14. The granter of a Power of Attorney, is the solicitor's client. All relevant Rules should be complied with in relation to that client - including Rule B 4.2 (providing written intimation in accordance with that Rule "when tendering for business or at the earliest practicable opportunity upon receiving instructions"); Rule B 6.23.1 (compliance with Money Laundering Regulations); Rule B1.4.1 (acting in the best interests of your client); Rule B1.9.1 (communicating effectively with your clients and others); Rule B1.10 (only acting in those matters where you are competent to do so); and Rule B1.15.1 (not unlawfully discriminating in your professional dealings with other lawyers, clients, employees and others). Of particular importance in the context of vulnerable clients are Rule B 1.5.1: "You are the agent of your client and must have the authority of your client for your actings...."; Rule B 1.7.1, under which solicitors must not  act where there is a conflict of interest; and Rule B 1.7.2, under which solicitors must exercise caution where there is a potential conflict of interest and, if the potential for conflict is significant, not act for both parties without the full knowledge and express consent of the clients. If there is doubt as to the capacity to instruct, that should be resolved before accepting engagement of a new client, or before accepting instructions from an existing client.

15. Where a solicitor issues any document for signature to a party or prospective party "to a transaction of any kind" the solicitor should consider Rule B 2.1.7. "Issue" means issuing in any way, including giving the document to the client or other third party to take to the proposed signatory. In the case of continuing and/or welfare Powers of Attorney, these should only be prepared by a solicitor acting for the granter.

16. Proposed appointees under the Adults with Incapacity (Scotland ) Act 2000 should be referred  to relevant Codes of Practice and other material available on the Public Guardian's website, as may be appropriate.


17. The foregoing guidance on taking instructions in relation to continuing and welfare POA's should so far as relevant be followed when taking instructions to revoke such a POA.  Particular care should be taken to identify vulnerability which may have arisen or developed since time of granting.  The same guidance in relation to certification should be followed.
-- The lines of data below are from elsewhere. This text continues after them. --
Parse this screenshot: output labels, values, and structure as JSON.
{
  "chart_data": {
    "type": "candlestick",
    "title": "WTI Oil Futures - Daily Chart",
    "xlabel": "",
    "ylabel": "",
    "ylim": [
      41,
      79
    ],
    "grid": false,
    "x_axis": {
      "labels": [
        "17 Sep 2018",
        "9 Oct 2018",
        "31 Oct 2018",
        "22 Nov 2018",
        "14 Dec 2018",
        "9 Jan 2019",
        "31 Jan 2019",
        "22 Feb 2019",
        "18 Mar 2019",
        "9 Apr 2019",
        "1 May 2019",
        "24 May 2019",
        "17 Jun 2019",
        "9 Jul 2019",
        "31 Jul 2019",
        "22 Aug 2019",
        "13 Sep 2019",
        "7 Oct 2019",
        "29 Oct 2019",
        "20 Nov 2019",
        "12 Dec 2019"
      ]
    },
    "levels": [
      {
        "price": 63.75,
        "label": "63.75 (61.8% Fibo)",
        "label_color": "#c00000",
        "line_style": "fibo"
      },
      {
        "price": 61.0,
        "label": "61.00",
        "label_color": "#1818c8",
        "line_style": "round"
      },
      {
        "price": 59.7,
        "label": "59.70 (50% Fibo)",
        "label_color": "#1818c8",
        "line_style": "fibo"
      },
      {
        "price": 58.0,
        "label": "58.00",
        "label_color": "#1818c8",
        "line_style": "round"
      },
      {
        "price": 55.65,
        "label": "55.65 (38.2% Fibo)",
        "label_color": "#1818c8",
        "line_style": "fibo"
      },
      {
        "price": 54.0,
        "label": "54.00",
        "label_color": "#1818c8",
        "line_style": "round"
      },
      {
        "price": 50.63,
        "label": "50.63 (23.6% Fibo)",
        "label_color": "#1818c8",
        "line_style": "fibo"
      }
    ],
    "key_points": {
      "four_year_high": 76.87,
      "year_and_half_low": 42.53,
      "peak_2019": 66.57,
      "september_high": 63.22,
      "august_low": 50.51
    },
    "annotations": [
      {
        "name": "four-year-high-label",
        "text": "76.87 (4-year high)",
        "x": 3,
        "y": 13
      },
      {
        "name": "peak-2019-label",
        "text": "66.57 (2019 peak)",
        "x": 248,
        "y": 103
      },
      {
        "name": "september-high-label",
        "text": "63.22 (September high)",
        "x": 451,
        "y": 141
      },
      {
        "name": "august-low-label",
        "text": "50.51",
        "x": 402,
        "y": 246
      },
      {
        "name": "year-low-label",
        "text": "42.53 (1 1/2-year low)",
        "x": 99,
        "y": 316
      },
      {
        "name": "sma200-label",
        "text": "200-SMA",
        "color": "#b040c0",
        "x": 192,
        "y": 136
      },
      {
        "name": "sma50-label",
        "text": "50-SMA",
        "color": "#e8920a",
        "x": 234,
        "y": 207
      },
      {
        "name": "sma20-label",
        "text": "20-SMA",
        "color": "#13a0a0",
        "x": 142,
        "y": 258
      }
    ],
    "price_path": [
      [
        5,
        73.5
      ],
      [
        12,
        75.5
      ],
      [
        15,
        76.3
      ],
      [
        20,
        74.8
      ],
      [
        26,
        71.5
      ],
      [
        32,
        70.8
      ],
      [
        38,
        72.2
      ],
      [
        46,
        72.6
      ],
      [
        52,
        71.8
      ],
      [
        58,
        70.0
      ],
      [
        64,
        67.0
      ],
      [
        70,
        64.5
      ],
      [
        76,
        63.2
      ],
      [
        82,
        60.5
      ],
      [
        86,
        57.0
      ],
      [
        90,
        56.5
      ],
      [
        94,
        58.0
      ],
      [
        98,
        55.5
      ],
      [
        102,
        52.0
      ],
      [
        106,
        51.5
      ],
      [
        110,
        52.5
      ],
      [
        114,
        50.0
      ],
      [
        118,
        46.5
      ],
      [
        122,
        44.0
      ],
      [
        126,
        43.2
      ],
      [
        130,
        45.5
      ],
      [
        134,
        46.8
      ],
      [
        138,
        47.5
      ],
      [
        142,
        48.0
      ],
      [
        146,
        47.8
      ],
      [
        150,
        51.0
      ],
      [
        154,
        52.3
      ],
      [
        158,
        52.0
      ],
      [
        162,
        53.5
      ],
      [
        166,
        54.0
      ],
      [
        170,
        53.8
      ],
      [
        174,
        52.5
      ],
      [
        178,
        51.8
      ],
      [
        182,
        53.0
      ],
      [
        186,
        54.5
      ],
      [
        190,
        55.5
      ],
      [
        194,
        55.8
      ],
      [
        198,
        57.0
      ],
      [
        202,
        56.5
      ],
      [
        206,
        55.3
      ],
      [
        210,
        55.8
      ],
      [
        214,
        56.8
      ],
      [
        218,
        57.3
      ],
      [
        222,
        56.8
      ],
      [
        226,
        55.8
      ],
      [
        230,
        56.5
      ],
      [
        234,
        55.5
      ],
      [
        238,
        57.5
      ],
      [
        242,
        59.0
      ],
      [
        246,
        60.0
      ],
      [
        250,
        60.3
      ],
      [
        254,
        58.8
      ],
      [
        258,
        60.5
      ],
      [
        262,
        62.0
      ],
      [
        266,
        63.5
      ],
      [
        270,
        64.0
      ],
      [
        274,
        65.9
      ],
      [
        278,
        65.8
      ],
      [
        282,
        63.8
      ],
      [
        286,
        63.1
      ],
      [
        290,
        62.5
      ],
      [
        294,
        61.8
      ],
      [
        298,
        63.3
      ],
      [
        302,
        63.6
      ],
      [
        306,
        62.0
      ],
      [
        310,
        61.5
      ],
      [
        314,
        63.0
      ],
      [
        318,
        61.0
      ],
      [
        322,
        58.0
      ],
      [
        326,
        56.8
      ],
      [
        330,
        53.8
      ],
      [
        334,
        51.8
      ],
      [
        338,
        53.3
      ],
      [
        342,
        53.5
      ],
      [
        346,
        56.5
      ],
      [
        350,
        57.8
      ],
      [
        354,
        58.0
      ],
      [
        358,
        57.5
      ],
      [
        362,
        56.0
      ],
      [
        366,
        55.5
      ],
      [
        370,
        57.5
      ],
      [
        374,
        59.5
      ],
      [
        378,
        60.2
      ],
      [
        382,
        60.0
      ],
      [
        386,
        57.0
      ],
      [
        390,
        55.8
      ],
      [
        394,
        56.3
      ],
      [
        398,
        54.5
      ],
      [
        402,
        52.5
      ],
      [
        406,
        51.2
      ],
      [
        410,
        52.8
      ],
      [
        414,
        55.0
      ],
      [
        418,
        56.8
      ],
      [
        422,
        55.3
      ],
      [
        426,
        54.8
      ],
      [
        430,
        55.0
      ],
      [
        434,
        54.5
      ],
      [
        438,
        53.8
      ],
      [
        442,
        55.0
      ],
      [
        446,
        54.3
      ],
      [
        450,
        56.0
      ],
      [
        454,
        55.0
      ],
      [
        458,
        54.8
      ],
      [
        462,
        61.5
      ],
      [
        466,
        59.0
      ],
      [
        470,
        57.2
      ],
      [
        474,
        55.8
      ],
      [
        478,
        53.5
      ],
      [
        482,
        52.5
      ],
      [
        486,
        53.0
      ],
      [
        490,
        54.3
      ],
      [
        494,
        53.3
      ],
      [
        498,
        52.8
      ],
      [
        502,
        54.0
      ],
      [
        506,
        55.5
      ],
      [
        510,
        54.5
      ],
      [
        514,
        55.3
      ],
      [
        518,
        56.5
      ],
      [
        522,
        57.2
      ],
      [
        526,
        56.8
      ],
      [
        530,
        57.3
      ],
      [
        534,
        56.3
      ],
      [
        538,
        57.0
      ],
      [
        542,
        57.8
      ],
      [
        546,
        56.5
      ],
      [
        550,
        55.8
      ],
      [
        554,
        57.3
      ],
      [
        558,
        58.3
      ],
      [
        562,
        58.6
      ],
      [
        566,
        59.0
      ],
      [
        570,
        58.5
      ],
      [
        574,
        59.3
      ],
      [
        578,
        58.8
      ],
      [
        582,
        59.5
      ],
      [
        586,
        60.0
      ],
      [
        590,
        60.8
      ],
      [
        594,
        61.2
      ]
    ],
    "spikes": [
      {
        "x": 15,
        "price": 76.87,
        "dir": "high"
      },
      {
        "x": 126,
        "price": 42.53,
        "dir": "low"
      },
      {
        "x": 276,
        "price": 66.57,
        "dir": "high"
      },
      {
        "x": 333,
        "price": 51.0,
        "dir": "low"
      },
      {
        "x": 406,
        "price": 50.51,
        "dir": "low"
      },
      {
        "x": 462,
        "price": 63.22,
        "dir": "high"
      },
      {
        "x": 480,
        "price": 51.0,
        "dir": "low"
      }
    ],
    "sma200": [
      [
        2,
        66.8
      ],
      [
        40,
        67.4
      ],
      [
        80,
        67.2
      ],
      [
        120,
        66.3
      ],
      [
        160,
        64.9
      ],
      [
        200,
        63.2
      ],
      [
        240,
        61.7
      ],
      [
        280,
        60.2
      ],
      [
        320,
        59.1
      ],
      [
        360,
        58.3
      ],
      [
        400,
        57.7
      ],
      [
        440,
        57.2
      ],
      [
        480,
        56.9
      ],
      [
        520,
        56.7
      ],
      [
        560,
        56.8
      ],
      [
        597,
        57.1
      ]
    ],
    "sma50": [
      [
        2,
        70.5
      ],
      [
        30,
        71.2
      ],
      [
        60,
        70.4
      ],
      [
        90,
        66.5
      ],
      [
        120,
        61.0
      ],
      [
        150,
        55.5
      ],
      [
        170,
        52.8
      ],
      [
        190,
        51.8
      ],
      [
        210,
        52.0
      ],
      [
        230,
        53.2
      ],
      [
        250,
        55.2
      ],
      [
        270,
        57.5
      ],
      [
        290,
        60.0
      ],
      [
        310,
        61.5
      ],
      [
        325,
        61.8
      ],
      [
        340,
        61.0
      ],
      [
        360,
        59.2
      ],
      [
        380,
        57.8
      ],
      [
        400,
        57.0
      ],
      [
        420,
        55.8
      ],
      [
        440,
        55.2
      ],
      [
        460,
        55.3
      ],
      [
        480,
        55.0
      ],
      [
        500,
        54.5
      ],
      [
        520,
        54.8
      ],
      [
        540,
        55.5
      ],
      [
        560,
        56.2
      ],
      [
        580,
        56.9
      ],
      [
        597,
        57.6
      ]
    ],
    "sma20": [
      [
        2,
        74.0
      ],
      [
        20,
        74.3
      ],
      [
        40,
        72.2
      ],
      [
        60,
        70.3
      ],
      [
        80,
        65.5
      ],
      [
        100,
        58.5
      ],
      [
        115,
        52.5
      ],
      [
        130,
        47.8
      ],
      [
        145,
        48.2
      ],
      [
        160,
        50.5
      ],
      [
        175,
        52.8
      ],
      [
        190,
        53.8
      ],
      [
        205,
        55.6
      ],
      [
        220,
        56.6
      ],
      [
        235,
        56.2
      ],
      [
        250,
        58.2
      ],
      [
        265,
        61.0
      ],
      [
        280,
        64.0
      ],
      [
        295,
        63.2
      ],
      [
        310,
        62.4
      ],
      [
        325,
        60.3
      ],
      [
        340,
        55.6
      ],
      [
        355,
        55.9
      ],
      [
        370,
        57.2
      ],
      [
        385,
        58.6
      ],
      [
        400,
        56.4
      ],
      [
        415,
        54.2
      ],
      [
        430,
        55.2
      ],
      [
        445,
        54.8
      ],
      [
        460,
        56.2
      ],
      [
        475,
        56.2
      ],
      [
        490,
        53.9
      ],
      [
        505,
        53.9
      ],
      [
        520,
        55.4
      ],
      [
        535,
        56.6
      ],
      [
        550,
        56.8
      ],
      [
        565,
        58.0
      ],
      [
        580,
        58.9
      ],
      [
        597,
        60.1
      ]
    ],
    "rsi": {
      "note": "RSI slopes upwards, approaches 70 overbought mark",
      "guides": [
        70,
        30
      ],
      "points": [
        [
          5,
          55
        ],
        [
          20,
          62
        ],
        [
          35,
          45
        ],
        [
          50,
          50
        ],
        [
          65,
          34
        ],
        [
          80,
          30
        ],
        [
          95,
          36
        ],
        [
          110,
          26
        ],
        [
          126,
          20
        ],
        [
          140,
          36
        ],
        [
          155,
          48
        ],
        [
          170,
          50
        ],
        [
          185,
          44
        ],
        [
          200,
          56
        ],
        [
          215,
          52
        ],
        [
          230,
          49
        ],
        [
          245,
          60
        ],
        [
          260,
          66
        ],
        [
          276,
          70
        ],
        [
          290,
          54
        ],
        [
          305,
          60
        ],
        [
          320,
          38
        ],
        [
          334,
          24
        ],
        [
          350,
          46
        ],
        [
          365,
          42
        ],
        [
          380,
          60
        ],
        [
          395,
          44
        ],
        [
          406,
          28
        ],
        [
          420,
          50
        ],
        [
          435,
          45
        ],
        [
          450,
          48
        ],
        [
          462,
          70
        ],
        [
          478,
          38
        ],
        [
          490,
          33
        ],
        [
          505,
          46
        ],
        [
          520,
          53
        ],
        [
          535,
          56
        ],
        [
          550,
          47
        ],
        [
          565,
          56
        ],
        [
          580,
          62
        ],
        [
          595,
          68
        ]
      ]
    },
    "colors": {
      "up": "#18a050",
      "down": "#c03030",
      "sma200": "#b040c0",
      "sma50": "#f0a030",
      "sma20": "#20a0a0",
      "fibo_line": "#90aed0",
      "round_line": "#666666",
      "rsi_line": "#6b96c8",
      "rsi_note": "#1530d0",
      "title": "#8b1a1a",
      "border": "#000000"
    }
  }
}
18. Solicitors instructed in relation to the Revocation of a POA must also consider upon whom intimation of any Revocation is made. This should include intimation upon any attorney who has accepted appointment and is acting as such. An attorney is party to a contract of mandate and therfore, the granter (and by extension, any solicitor instructed by the granter), seeking to revoke a POA, would require to give notice of termination of the contract to the attorney. A Revocation Notice must also be certified and sent to the Public Guardian. It is questionable whether a Revocation Notice can be properly certified if the contract of mandate has not been first terminated by notice to the attorney. Good practice would suggest that where an attorney has been appointed, and appropriate instructions to revoke appointment are implemented, the attorney should be given notice of the termination prior to certification of a Revocation Notice and transmission of the same to the Public Guardian.